Other mutations will become an increasingly important aspect of the next phase of the pandemic. A concerning South African strain called 501.y.v2 has been described that is thought to be more prevalent currently than other described COVID-19 strains. This mutation is part of the spike protein and occurs in both the UK strain B.1.1.7 and the South African 501y.v.2. This variant specifically contains a mutation called N501Y that may increase attachment to ACE2 receptors for the virus. The South African strain has increased concern since it has been associated with less neutralizing antibodies which could mean that it is not as easy for the human immune system to fight.
Standard COVID-19 tests look for the presence of genetic material corresponding to the N gene, S gene, or the ORF1ab genes. The more areas the test looks at the more sensitive the test. In cases where N genes and ORF1a genes are positive and the S gene is negative, a new variant is implied to be present. Subpar tests may be falsely negative if a low number of detectable genes are present and the variant is not detected. Going forward mutations may also render lesser quality tests such as antigen tests to be less accurate as they test for limited genetic material and do not amplify the material’s quantity as do PCR tests.
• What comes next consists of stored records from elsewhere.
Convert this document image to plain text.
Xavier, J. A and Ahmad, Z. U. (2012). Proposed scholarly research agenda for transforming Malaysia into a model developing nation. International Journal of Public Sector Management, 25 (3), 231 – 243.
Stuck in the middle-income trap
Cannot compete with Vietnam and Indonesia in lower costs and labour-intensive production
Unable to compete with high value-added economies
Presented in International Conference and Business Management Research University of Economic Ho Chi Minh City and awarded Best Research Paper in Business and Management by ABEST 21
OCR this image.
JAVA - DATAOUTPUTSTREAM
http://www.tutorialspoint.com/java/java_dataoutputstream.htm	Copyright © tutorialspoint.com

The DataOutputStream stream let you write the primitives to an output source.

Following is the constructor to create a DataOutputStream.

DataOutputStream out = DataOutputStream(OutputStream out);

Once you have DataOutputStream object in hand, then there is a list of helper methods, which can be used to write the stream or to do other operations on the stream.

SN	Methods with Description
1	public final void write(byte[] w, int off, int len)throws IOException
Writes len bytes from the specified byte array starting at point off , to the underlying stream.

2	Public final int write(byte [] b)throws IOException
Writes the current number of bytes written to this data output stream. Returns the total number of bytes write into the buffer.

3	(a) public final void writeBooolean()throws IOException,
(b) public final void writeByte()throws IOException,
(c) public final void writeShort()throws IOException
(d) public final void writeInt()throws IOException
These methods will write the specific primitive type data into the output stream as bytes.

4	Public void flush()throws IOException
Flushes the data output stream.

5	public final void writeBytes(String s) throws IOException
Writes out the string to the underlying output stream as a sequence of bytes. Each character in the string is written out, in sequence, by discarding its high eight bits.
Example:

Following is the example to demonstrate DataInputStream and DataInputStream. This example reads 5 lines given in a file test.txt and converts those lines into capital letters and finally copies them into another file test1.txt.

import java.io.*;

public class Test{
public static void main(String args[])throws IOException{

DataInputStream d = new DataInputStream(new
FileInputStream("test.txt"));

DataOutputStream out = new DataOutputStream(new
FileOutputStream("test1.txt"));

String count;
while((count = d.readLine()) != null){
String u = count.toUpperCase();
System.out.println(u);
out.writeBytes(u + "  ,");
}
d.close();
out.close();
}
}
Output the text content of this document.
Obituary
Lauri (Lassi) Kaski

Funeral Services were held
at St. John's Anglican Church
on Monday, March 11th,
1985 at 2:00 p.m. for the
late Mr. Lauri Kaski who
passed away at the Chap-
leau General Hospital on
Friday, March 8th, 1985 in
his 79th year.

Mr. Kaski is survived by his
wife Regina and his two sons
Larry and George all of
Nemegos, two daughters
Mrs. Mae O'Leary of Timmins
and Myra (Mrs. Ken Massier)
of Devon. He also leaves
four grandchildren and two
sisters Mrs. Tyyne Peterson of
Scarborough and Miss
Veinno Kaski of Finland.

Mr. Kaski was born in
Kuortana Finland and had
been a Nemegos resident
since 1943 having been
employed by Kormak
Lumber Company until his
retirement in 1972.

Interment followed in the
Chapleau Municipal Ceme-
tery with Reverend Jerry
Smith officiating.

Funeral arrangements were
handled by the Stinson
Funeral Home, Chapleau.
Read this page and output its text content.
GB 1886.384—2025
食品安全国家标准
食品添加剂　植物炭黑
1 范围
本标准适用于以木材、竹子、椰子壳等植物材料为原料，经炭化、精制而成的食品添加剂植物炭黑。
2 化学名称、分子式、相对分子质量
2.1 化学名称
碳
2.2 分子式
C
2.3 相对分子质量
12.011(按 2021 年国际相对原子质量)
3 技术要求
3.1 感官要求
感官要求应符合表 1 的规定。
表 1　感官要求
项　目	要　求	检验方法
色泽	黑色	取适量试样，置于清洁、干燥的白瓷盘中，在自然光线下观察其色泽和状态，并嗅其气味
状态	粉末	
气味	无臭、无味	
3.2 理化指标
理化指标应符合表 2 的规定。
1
Other mutations have also been described with unique properties. The E484K and N-terminal domain changes have been noted by both the UK and South Africa variants. These locales have to been suggested to affect how antibodies generated by vaccines and previous infection. In Brazil, genetic examination the E484K area was shown to prove that a particular infection was a “reinfection” and not a “reactivation” of an earlier infection. As more mutations become captured, more understanding will develop of whether the mutations harbor more pathogenicity, virulence, contagiousness, or other features.
Mutations for COVID-19 are here to stay and will have major implications for testing, reporting, and missed cases. Scrupulous monitoring of COVID-19 symptoms and constant evaluation of different testing standards will be necessary by health officials and responsible citizens alike to conquer this pandemic.